ガリレオ著『星界の報告』
その望遠鏡が月に向けられたとき
宇宙への挑戦がはじまった
49時限目◎本
堀間ロクなな
「本日、人類の手が新しい小さな星に届きました」
今年(2019年)2月22日、宇宙航空研究開発機構(JAXA)の探査機「はやぶさ2」が小惑星リュウグウへの着地に成功して、チームを率いる津田雄一プロジェクトマネージャが記者会見で発した言葉だ。初代「はやぶさ」の奇跡の帰還劇に沸いた小惑星イトカワ探査に続く快挙であり、日本の科学技術力をふたたび世界に示すものとなった。
星の世界をたんに眺めるだけでなく、こちらから接近していくことを考えついたのはガリレオ・ガリレイだ。イタリア・ルネッサンスの終焉期に生まれたガリレオは当初、力学の研究に打ち込み、わたしたちも理科の授業で習った「振り子の等時性」(振り子の長さが一定なら、その振れ方の大小にかかわりなく周期は一定)や、「落体の法則」(自由落下する物体の速度は出発からの経過時間に比例し、落下距離は経過時間の二乗に比例する)の偉大な発見を成し遂げる。そんなかれの目を天空へ向けさせたのは、オランダで望遠鏡が発明されたのがきっかけだった。
ガリレオはみずから望遠鏡の製作に取り組み、当時としては驚異的な倍率20倍のものを完成して、そのレンズを月へと向けた。
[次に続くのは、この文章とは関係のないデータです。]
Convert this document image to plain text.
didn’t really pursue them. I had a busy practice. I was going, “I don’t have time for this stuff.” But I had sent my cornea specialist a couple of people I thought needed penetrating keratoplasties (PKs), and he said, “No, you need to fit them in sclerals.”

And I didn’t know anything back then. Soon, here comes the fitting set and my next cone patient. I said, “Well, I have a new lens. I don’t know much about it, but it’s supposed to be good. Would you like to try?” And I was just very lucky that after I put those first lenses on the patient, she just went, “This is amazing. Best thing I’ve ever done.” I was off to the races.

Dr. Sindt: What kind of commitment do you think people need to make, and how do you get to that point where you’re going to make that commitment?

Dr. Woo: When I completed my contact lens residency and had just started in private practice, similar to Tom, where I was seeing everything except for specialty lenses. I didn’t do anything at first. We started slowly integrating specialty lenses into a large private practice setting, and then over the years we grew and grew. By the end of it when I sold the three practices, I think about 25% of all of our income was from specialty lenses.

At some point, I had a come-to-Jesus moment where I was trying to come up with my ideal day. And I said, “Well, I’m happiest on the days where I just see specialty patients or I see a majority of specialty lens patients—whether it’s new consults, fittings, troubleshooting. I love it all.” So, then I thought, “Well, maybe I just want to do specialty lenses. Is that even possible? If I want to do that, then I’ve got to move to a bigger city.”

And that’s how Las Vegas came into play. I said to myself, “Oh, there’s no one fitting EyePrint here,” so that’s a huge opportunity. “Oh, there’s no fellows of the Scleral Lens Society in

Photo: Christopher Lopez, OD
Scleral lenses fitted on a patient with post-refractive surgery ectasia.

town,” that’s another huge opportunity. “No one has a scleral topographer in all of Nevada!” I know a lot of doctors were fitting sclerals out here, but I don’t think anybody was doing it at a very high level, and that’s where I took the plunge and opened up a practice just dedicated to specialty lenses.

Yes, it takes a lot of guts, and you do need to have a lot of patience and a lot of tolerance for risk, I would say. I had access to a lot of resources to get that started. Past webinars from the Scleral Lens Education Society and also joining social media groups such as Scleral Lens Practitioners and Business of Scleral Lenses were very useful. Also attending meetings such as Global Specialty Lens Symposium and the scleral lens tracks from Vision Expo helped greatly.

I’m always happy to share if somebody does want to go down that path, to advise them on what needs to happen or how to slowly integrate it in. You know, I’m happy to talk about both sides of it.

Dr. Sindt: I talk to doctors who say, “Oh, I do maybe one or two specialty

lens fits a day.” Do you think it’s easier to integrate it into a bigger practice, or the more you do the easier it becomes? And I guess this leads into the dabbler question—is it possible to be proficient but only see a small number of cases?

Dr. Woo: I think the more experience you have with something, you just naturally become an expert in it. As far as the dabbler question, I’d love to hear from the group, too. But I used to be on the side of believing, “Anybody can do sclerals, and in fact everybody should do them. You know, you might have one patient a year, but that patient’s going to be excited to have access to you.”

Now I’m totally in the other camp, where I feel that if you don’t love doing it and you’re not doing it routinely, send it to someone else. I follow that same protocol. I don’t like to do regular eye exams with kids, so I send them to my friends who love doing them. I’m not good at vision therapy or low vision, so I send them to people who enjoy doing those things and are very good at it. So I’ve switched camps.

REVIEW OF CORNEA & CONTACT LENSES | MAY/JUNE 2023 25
そこで目にした光景を、『星界の報告』(1610年)にこう書き記している。
「我々は次のように確信するにいたった。すなわち、月の表面は、多くの哲学者たちが月や他の天体について考えているような、磨かれたようでも、平坦でも、まったく正確な球形でもないと考え、たしかにそのことを確信している。反対に、不規則で、ごつごつしていて、窪みや隆起で満ちており、それは、ちょうどこの地球の表面自体が山の連なりや谷の深みによって至る所で異なっているのと同様である」(伊藤和行訳)
まさに、人類の手が初めて星の世界へ伸ばされた瞬間のドキュメントだろう。その後もガリレオは望遠鏡を、オリオン座やプレイアデスの恒星、木星の4つの衛星、太陽の黒点……と向けていき、宇宙はコペルニクスが考えたとおり太陽を中心とする数学的な秩序に支配されていて、神の居場所などどこにもないことを知る。したがって、のちにローマ教会の宗教裁判にかけられて有罪の判決を受けたのも、つまりは必然的な成り行きだったと言えるだろう。
最近の「フェルミのパラドックス」(宇宙人はどこにいるのか?)をめぐる論議では、生命が誕生して星の世界へ手を伸ばす段階にまで進化を遂げるのは計算不能なほど極小の確率で、それだけの知的生命体はほかに存在しない、この宇宙にあって人類は孤独なのだ、との説が有力になっているという。ガリレオが望遠鏡を月に向けたときにはじまり、それから400年あまりを経て、「はやぶさ2」がリュウグウに到達するまでの宇宙への挑戦の足取りは、たとえ小さなものだとしても、その意義は宇宙と同じ大きさを有しているのかもしれない。